SOBE... FALA... ORDENA... AMA...



            Sobe
            tendo sempre o coração preparado 
            para descer...
            Fala
            desejoso de ouvir, de escutar, de entender...
            Ordena
            mas com alma
            de quem apenas obedece
            Àquele de cujos planos divinos
            Tu e eu
            devemos participar.
            Ama
            sem medir, sem calcular.
            Amor que exige amor de volta,
            amor com dosagem milimetrada
           com cálculo,
           com restrições,
           com medo,
           pode ser tudo
           - menos Amor!

           É ou não importante a quem sobe estar preparado para descer?

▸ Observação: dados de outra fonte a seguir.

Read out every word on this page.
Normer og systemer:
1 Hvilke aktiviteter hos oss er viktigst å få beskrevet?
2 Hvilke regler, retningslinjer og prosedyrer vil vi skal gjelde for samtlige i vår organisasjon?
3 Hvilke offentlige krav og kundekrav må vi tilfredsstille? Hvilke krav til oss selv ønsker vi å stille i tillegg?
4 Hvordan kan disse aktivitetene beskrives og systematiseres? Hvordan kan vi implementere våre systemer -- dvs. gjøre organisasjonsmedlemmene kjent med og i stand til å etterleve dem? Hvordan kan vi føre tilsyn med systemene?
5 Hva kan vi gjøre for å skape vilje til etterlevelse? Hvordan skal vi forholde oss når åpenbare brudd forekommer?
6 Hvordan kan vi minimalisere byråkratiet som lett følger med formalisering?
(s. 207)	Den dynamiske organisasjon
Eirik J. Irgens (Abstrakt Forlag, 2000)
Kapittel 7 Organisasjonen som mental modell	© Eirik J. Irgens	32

Quem desce, sem estar preparado, quem imaginava andar sempre pelas alturas, se amargura, se enche de travo...
          É ou não importante a quem fala ser capaz de ouvir, desejar atender? Quem não sabe ouvir, quem só sabe falar, quem quer ser o único a falar, fique sabendo que só é ouvido quem ouve, quem sabe ouvir e gosta de ouvir...
          É ou não importante a quem dá ordens, dar ordens como quem sabe receber ordens, como quem sabe obedecer?
          Cada vez mais, quem só sabe mandar, quem pretende mandar a gritos e mais do que gritos, será obedecido apenas por fora: por dentro será odiado, desprezado, ridicularizado.... Só manda de verdade quem manda sem mandar, quem manda pelo coração...
          É ou não importante lembrar a quem pensa que ama, a quem deseja amor, crescer no amor, que amor que exige pagamento ( = quero a quem me quer; meio quilo de amor a quem de amor me der meio quilo; um quilo a quem me der um quilo), isto é comércio, não é amor! Todo amor com dosagem, com cálculos, com restrições, amor com medo, pode ser tudo, menos Amor!
          Será que tudo isso é bonito demais para ser verdadeiro? Será que tudo isso é para Anjos e não para criaturas humanas que pisam no barro e na lama, que tropeçam e caem, que se convertem e minutos depois voltam a pecar?...
          Claro que Eu e Você somos frágeis e pecadores. Mas devemos confessar que há Criaturas que crescem interiormente, se aperfeiçoam no dia-a-dia de sua vida...
          Você e eu temos visto gente descendo e até sendo posta para rolar morro a baixo, sem perder a paz de espírito, sem perder a tranquilidade interior
          Você e eu temos visto Criaturas que falavam por todas as gentes, sem dar vez aos outros, sem aprender também a escutar...
          Você e eu temos visto Criaturas que não sabiam mandar, mas não sabiam mesmo, adquirir tanto mais força quanto mais sumia a agressividade...
          Creio que em matéria de crescimento no amor, há lições esplêndidas: há quem tenha feito toda uma caminhada de um pseudo-amor, prá lá de egoísta, que nem merecia o nome de amor, até o mais puro e belo Amor.
          Nada como tentar! Nada como ter a coragem de começar! Você e eu, meu benévolo leitor, não deixemos para amanhã... Que seja hoje mesmo!